Von der Freude über den Börsengang im Oktober 2012 ist nichts mehr übrig. Jetzt klickten für die geschassten Vorstände, Peter Ziegler und Christoph Hess (von links), die Handschellen. Foto: Hess AG

Staatsanwalt spricht von dringendem Tatverdacht und sieht Fluchtgefahr. Wohnhäuser erneut gefilzt.

Villingen-Schwenningen - Auf einmal ging alles ganz schnell: Polizeiautos fuhren bei beider Privatanwesen in Villingen und Obereschach vor, und gegen 6.30 Uhr klickten gestern die Handschellen. Polizisten der Landespolizeidirektion Freiburg haben Christoph Hess und Peter Ziegler als mutmaßliche Hauptverantwortliche im Bilanz-Skandal um den Villinger Leuchtenhersteller festgenommen.

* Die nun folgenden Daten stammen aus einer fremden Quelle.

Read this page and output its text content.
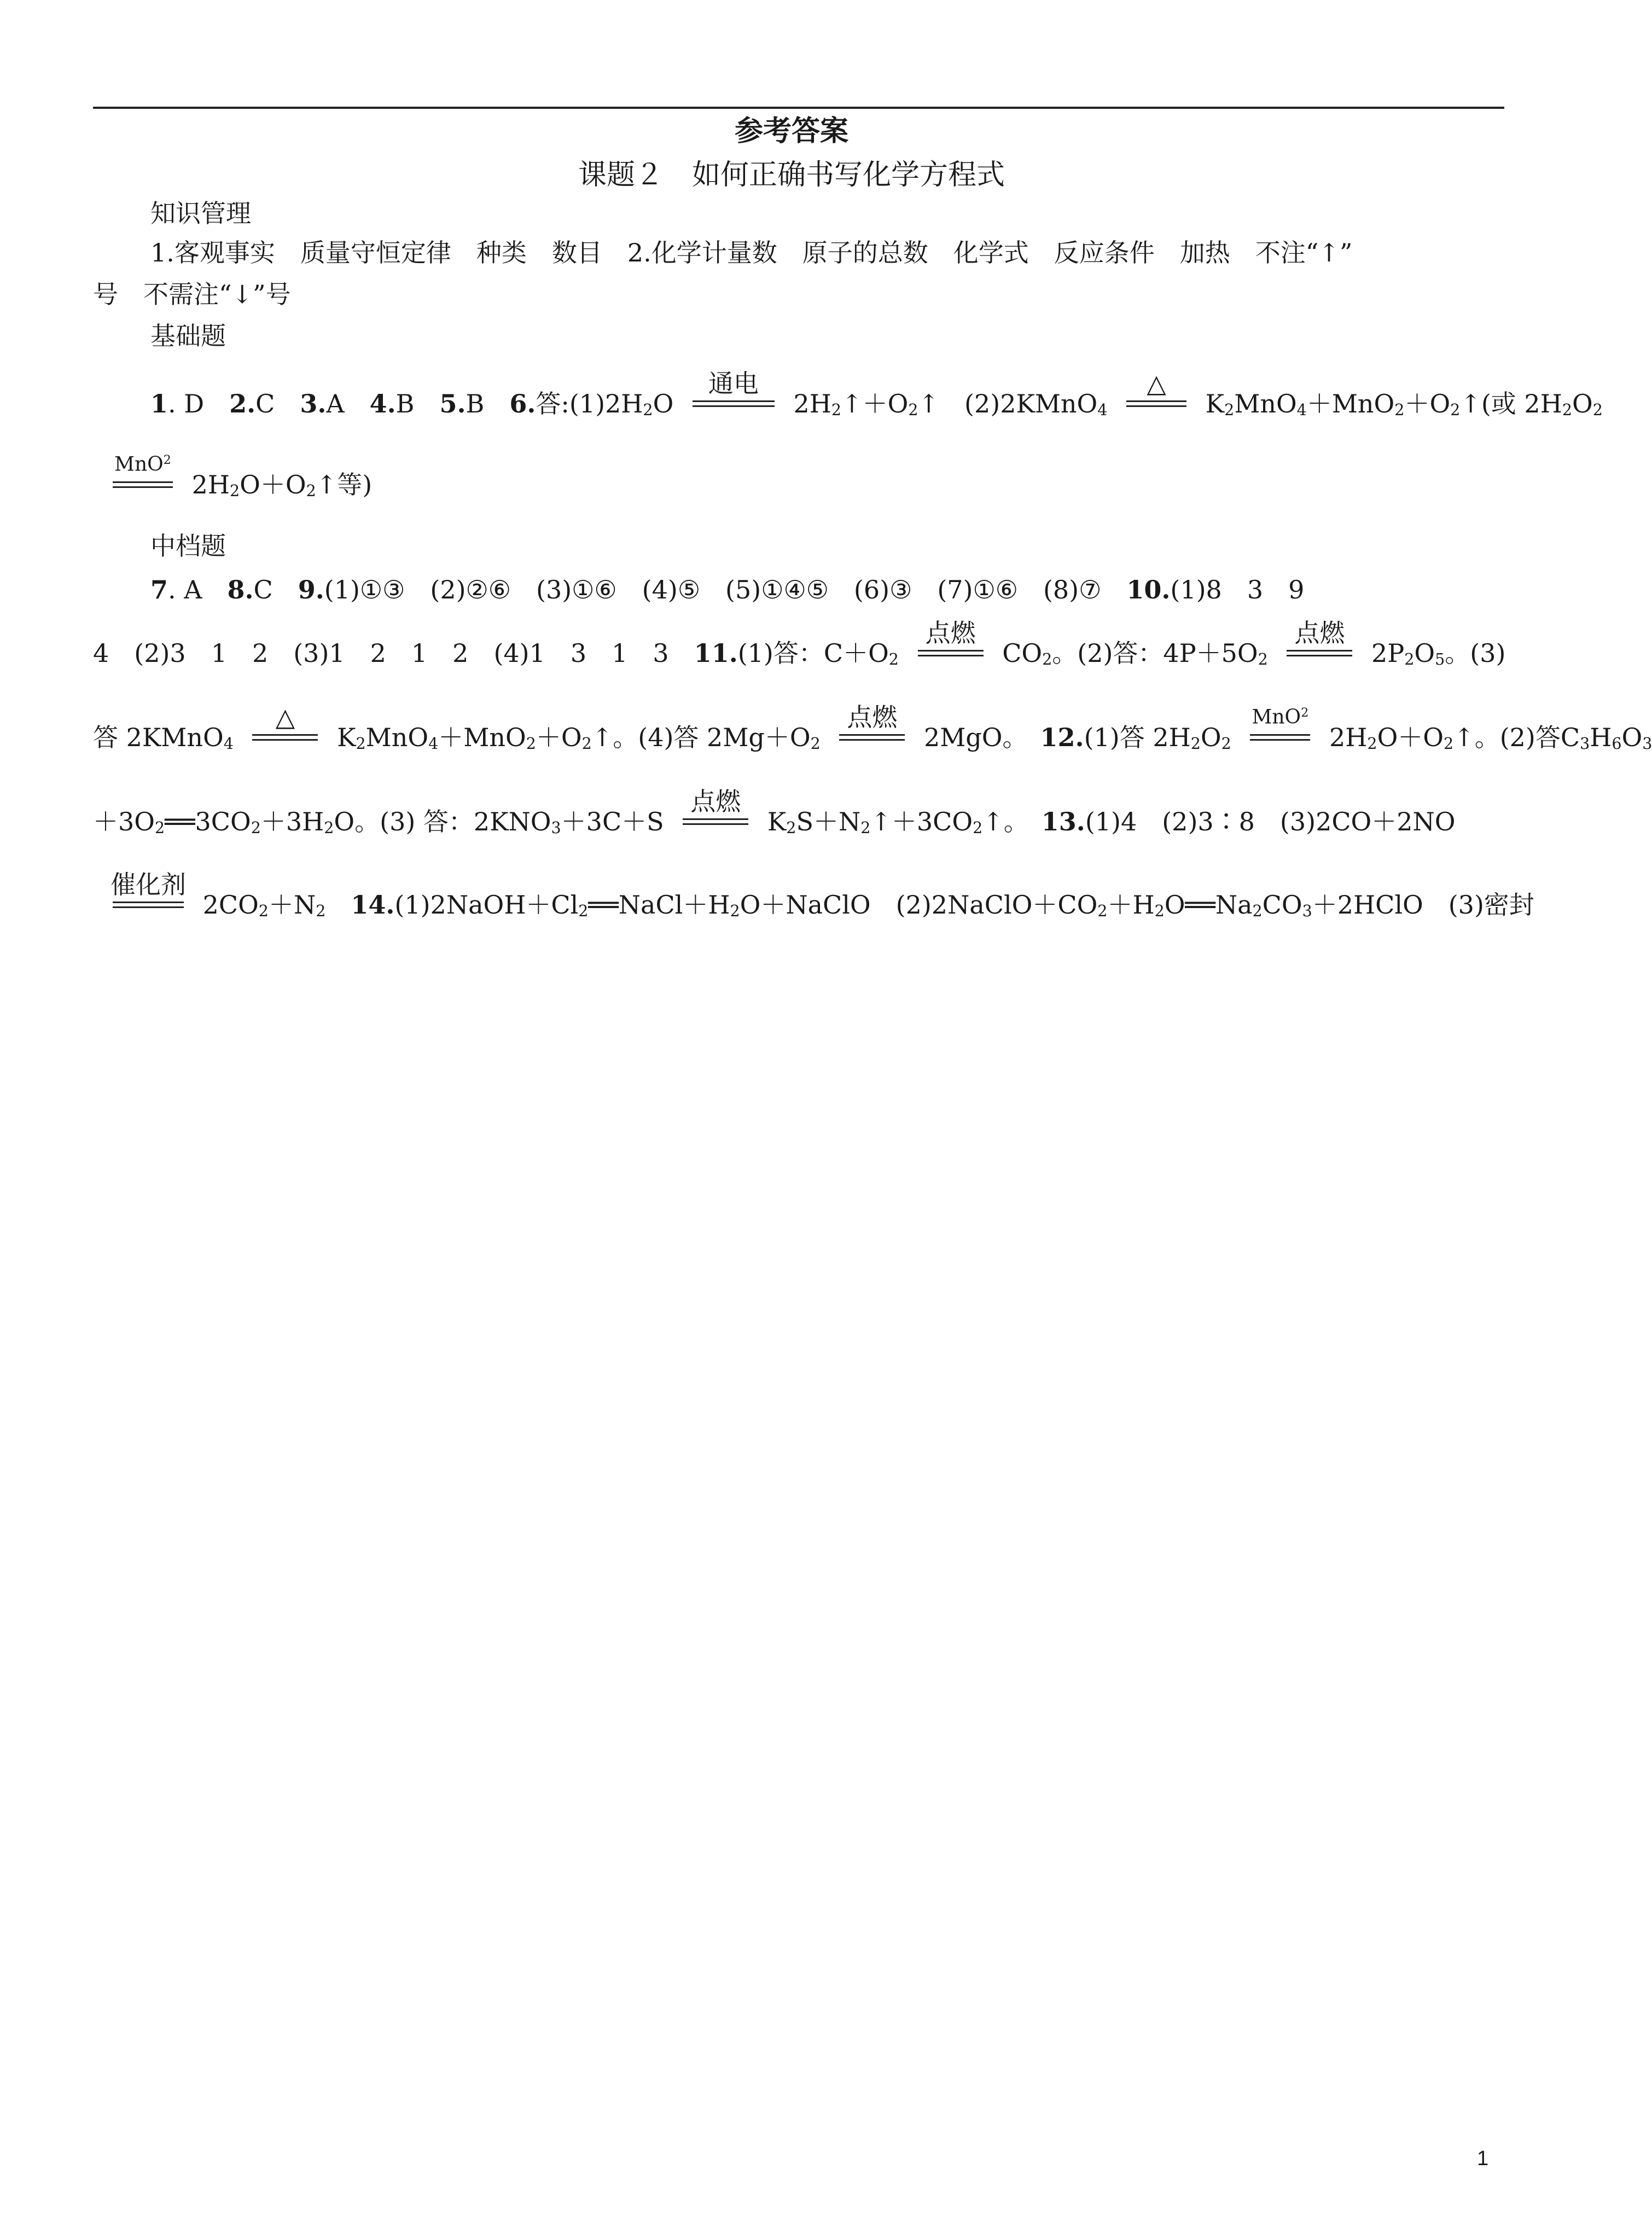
参考答案
课题２　如何正确书写化学方程式
知识管理
1.客观事实　质量守恒定律　种类　数目　2.化学计量数　原子的总数　化学式　反应条件　加热　不注“↑”
号　不需注“↓”号
基础题
1. D　2.C　3.A　4.B　5.B　6.答:(1)2H2O
通电
2H2↑＋O2↑　(2)2KMnO4
△
K2MnO4＋MnO2＋O2↑(或 2H2O2
MnO$^2$
2H2O＋O2↑等)
中档题
7. A　8.C　9.(1)①③　(2)②⑥　(3)①⑥　(4)⑤　(5)①④⑤　(6)③　(7)①⑥　(8)⑦　10.(1)8　3　9
4　(2)3　1　2　(3)1　2　1　2　(4)1　3　1　3　11.(1)答：C＋O2
点燃
CO2。(2)答：4P＋5O2
点燃
2P2O5。(3)
答 2KMnO4
△
K2MnO4＋MnO2＋O2↑。(4)答 2Mg＋O2
点燃
2MgO。　12.(1)答 2H2O2
MnO$^2$
2H2O＋O2↑。(2)答C3H6O3
＋3O2══3CO2＋3H2O。(3) 答：2KNO3＋3C＋S
点燃
K2S＋N2↑＋3CO2↑。　13.(1)4　(2)3∶8　(3)2CO＋2NO
催化剂
2CO2＋N2　 14.(1)2NaOH＋Cl2══NaCl＋H2O＋NaClO　(2)2NaClO＋CO2＋H2O══Na2CO3＋2HClO　(3)密封
1
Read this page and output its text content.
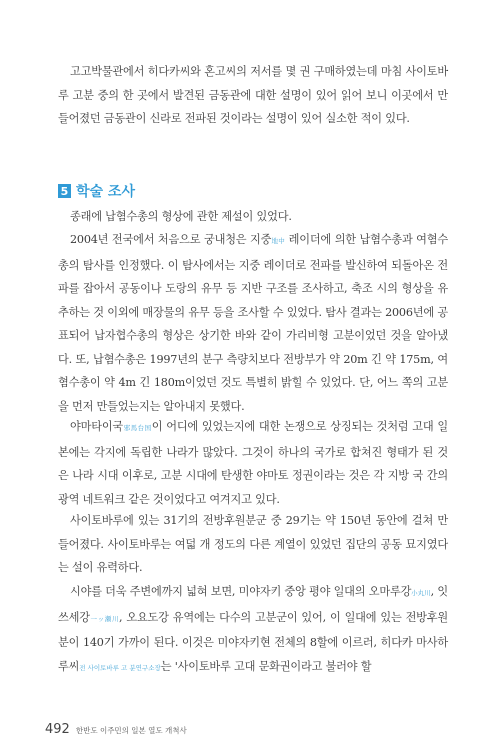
고고박물관에서 히다카씨와 혼고씨의 저서를 몇 권 구매하였는데 마침 사이토바루 고분 중의 한 곳에서 발견된 금동관에 대한 설명이 있어 읽어 보니 이곳에서 만들어졌던 금동관이 신라로 전파된 것이라는 설명이 있어 실소한 적이 있다.

5 학술 조사

종래에 납혐수총의 형상에 관한 제설이 있었다.

2004년 전국에서 처음으로 궁내청은 지중地中 레이더에 의한 납혐수총과 여혐수총의 탐사를 인정했다. 이 탐사에서는 지중 레이더로 전파를 발신하여 되돌아온 전파를 잡아서 공동이나 도랑의 유무 등 지반 구조를 조사하고, 축조 시의 형상을 유추하는 것 이외에 매장물의 유무 등을 조사할 수 있었다. 탐사 결과는 2006년에 공표되어 납자협수총의 형상은 상기한 바와 같이 가리비형 고분이었던 것을 알아냈다. 또, 납혐수총은 1997년의 분구 측량치보다 전방부가 약 20m 긴 약 175m, 여혐수총이 약 4m 긴 180m이었던 것도 특별히 밝힐 수 있었다. 단, 어느 쪽의 고분을 먼저 만들었는지는 알아내지 못했다.

야마타이국邪馬台国이 어디에 있었는지에 대한 논쟁으로 상징되는 것처럼 고대 일본에는 각지에 독립한 나라가 많았다. 그것이 하나의 국가로 합쳐진 형태가 된 것은 나라 시대 이후로, 고분 시대에 탄생한 야마토 정권이라는 것은 각 지방 국 간의 광역 네트워크 같은 것이었다고 여겨지고 있다.

사이토바루에 있는 31기의 전방후원분군 중 29기는 약 150년 동안에 걸쳐 만들어졌다. 사이토바루는 여덟 개 정도의 다른 계열이 있었던 집단의 공동 묘지였다는 설이 유력하다.

시야를 더욱 주변에까지 넓혀 보면, 미야자키 중앙 평야 일대의 오마루강小丸川, 잇쓰세강一ッ瀬川, 오요도강 유역에는 다수의 고분군이 있어, 이 일대에 있는 전방후원분이 140기 가까이 된다. 이것은 미야자키현 전체의 8할에 이르러, 히다카 마사하루씨전 사이토바루 고 분연구소장는 '사이토바루 고대 문화권이라고 불러야 할

492 한반도 이주민의 일본 열도 개척사
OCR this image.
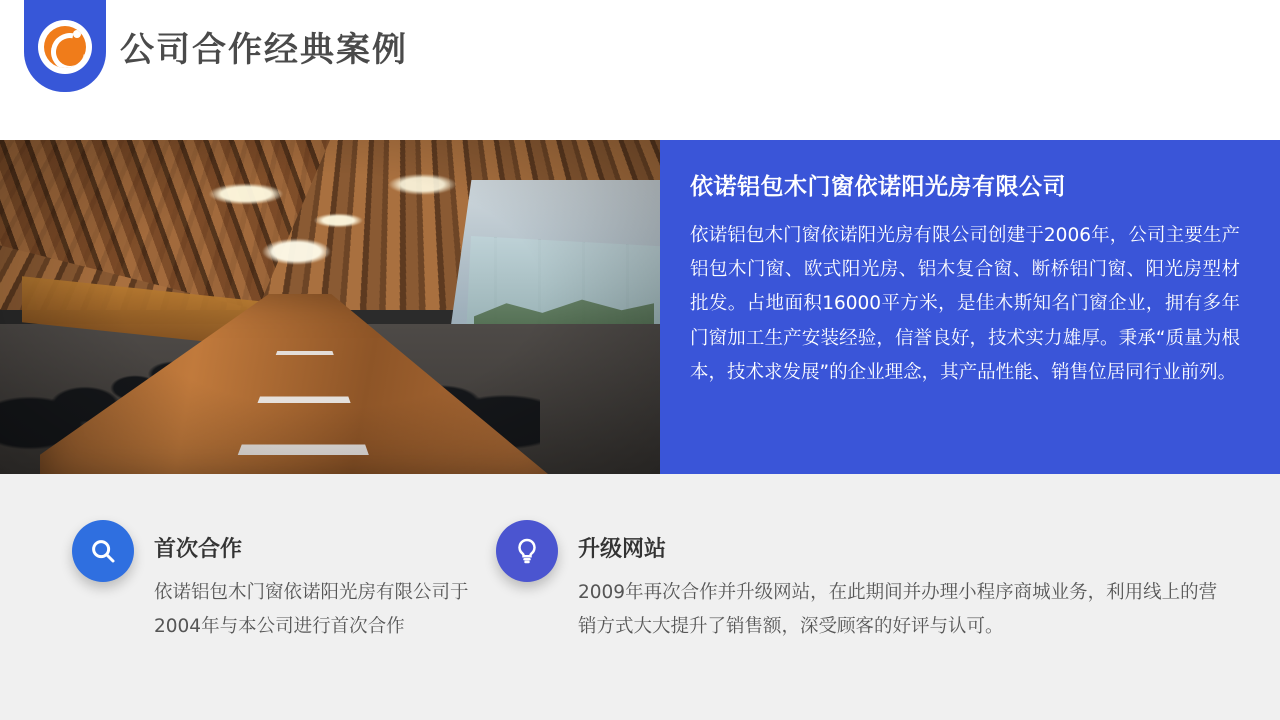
公司合作经典案例
依诺铝包木门窗依诺阳光房有限公司
依诺铝包木门窗依诺阳光房有限公司创建于2006年，公司主要生产铝包木门窗、欧式阳光房、铝木复合窗、断桥铝门窗、阳光房型材批发。占地面积16000平方米，是佳木斯知名门窗企业，拥有多年门窗加工生产安装经验，信誉良好，技术实力雄厚。秉承“质量为根本，技术求发展”的企业理念，其产品性能、销售位居同行业前列。
首次合作
依诺铝包木门窗依诺阳光房有限公司于2004年与本公司进行首次合作
升级网站
2009年再次合作并升级网站，在此期间并办理小程序商城业务，利用线上的营销方式大大提升了销售额，深受顾客的好评与认可。
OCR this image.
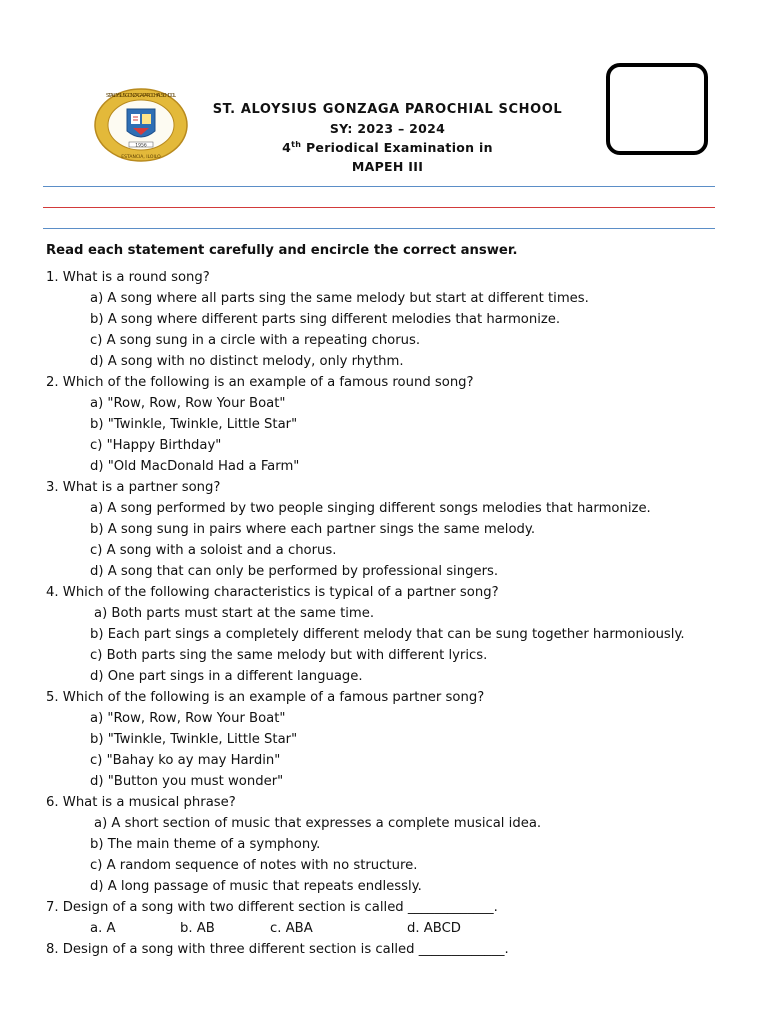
1956
ST. ALOYSIUS GONZAGA PAROCHIAL SCHOOL
ESTANCIA, ILOILO
ST. ALOYSIUS GONZAGA PAROCHIAL SCHOOL
SY: 2023 – 2024
4th Periodical Examination in
MAPEH III
Read each statement carefully and encircle the correct answer.
1. What is a round song?
a) A song where all parts sing the same melody but start at different times.
b) A song where different parts sing different melodies that harmonize.
c) A song sung in a circle with a repeating chorus.
d) A song with no distinct melody, only rhythm.
2. Which of the following is an example of a famous round song?
a) "Row, Row, Row Your Boat"
b) "Twinkle, Twinkle, Little Star"
c) "Happy Birthday"
d) "Old MacDonald Had a Farm"
3. What is a partner song?
a) A song performed by two people singing different songs melodies that harmonize.
b) A song sung in pairs where each partner sings the same melody.
c) A song with a soloist and a chorus.
d) A song that can only be performed by professional singers.
4. Which of the following characteristics is typical of a partner song?
a) Both parts must start at the same time.
b) Each part sings a completely different melody that can be sung together harmoniously.
c) Both parts sing the same melody but with different lyrics.
d) One part sings in a different language.
5. Which of the following is an example of a famous partner song?
a) "Row, Row, Row Your Boat"
b) "Twinkle, Twinkle, Little Star"
c) "Bahay ko ay may Hardin"
d) "Button you must wonder"
6. What is a musical phrase?
a) A short section of music that expresses a complete musical idea.
b) The main theme of a symphony.
c) A random sequence of notes with no structure.
d) A long passage of music that repeats endlessly.
7. Design of a song with two different section is called _____________.
a. A	b. AB	c. ABA	d. ABCD
8. Design of a song with three different section is called _____________.
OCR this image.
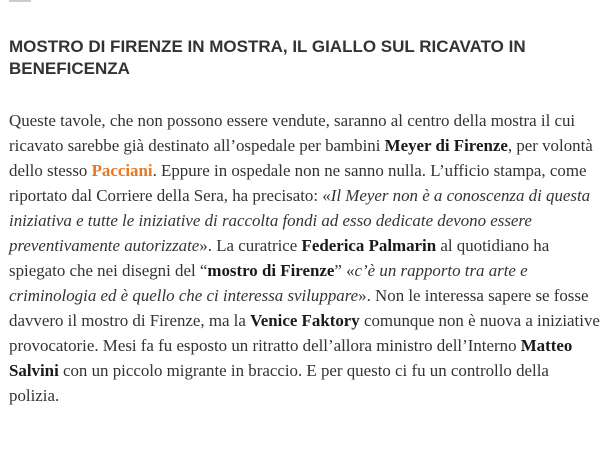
MOSTRO DI FIRENZE IN MOSTRA, IL GIALLO SUL RICAVATO IN BENEFICENZA

Queste tavole, che non possono essere vendute, saranno al centro della mostra il cui ricavato sarebbe già destinato all’ospedale per bambini Meyer di Firenze, per volontà dello stesso Pacciani. Eppure in ospedale non ne sanno nulla. L’ufficio stampa, come riportato dal Corriere della Sera, ha precisato: «Il Meyer non è a conoscenza di questa iniziativa e tutte le iniziative di raccolta fondi ad esso dedicate devono essere preventivamente autorizzate». La curatrice Federica Palmarin al quotidiano ha spiegato che nei disegni del “mostro di Firenze” «c’è un rapporto tra arte e criminologia ed è quello che ci interessa sviluppare». Non le interessa sapere se fosse davvero il mostro di Firenze, ma la Venice Faktory comunque non è nuova a iniziative provocatorie. Mesi fa fu esposto un ritratto dell’allora ministro dell’Interno Matteo Salvini con un piccolo migrante in braccio. E per questo ci fu un controllo della polizia.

Die beiden Ex-Chefs des Villinger Unternehmens dürften aus allen Wolken gefallen sein, als die Uniformierten plötzlich früh morgens vor der Tür standen. "Wir kündigen uns nicht vorher an", bekräftigte der Erste Staatsanwalt von der Schwerpunktabteilung Wirtschaftskriminalität Peter Lintz in Mannheim gegenüber unserer Zeitung. Schließlich bestehe nicht nur dringender Tatverdacht, aufgrund dessen der richterliche Haftbefehl ergangen sei, sondern obendrein auch Flucht- und Verdunkelungsgefahr.

Habe die erste Durchsuchung beider Privatwohnungen im Frühjahr 2013 nichts für die Ermittler Verwertbares zu Tage gefördert, sah es gestern offenbar anders aus: "Es wurden Unterlagen und elektronische Datenträger gefunden" und als Beweismittel sichergestellt, so Lintz, die bei der ersten Durchsuchung offenbar nicht in den Räumen gewesen seien.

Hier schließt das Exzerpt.